A participant at my recent presentation to the PMI of Willamette Valley asked me, “How can my small business benefit from marketing, if the business is a government contractor in a highly specialized niche?”
At the time, my reply focused on employing market research and business intelligence to simply develop a business model that would be positioned to provide the best solution for the government purchasing agent’s requirements, before they ever even posted an RFP. I went on to speculate that price would be a more important factor than branding, in a government purchasing agent’s decision-making process, when evaluating bids on a government contract.
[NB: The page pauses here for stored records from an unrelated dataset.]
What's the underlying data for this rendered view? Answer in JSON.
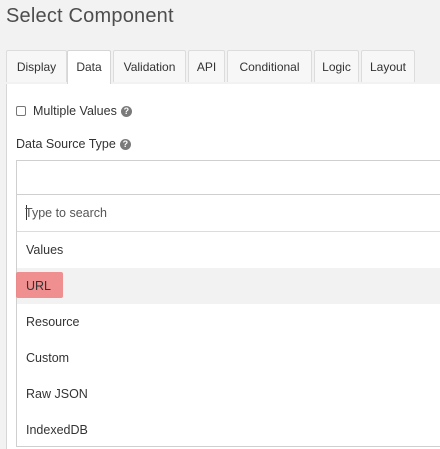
{
  "page_title": "Select Component",
  "tabs": [
    {
      "label": "Display",
      "active": false
    },
    {
      "label": "Data",
      "active": true
    },
    {
      "label": "Validation",
      "active": false
    },
    {
      "label": "API",
      "active": false
    },
    {
      "label": "Conditional",
      "active": false
    },
    {
      "label": "Logic",
      "active": false
    },
    {
      "label": "Layout",
      "active": false
    }
  ],
  "multiple_values": {
    "label": "Multiple Values",
    "checked": false,
    "help_icon": "question-circle-icon"
  },
  "data_source_type": {
    "label": "Data Source Type",
    "help_icon": "question-circle-icon",
    "search_placeholder": "Type to search",
    "options": [
      "Values",
      "URL",
      "Resource",
      "Custom",
      "Raw JSON",
      "IndexedDB"
    ],
    "highlighted_option": "URL"
  },
  "colors": {
    "highlight_marker": "#f07e7e",
    "active_tab_bg": "#ffffff",
    "page_bg": "#f2f2f2"
  }
}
While perhaps technically correct, my answer overlooked some of the excitement that goes along with marketing done well. And as marketers, the excitement we experience is based on our ability to connect with customers.
A better answer
A better answer would have been, that a recognizable reputation for excellence, coupled with a strong ability to concisely state the value delivered by this contractor, are “branding” efforts that would definitely pay off even in the government services sector: because a strong and instantly believable value proposition (promise to deliver) would make the bidder more likely to win the contract.
Increase close rate
I would guess that for most government contractors, improving the “close rate” on their bids would be a welcome goal. For a contractor in this position, I would therefore conclude, that branding is indeed a highly worthwhile investment.
Branding makes your company more referable. People are more likely to mention you by name, if they can remember the name! Branding is the study of making you more memorable.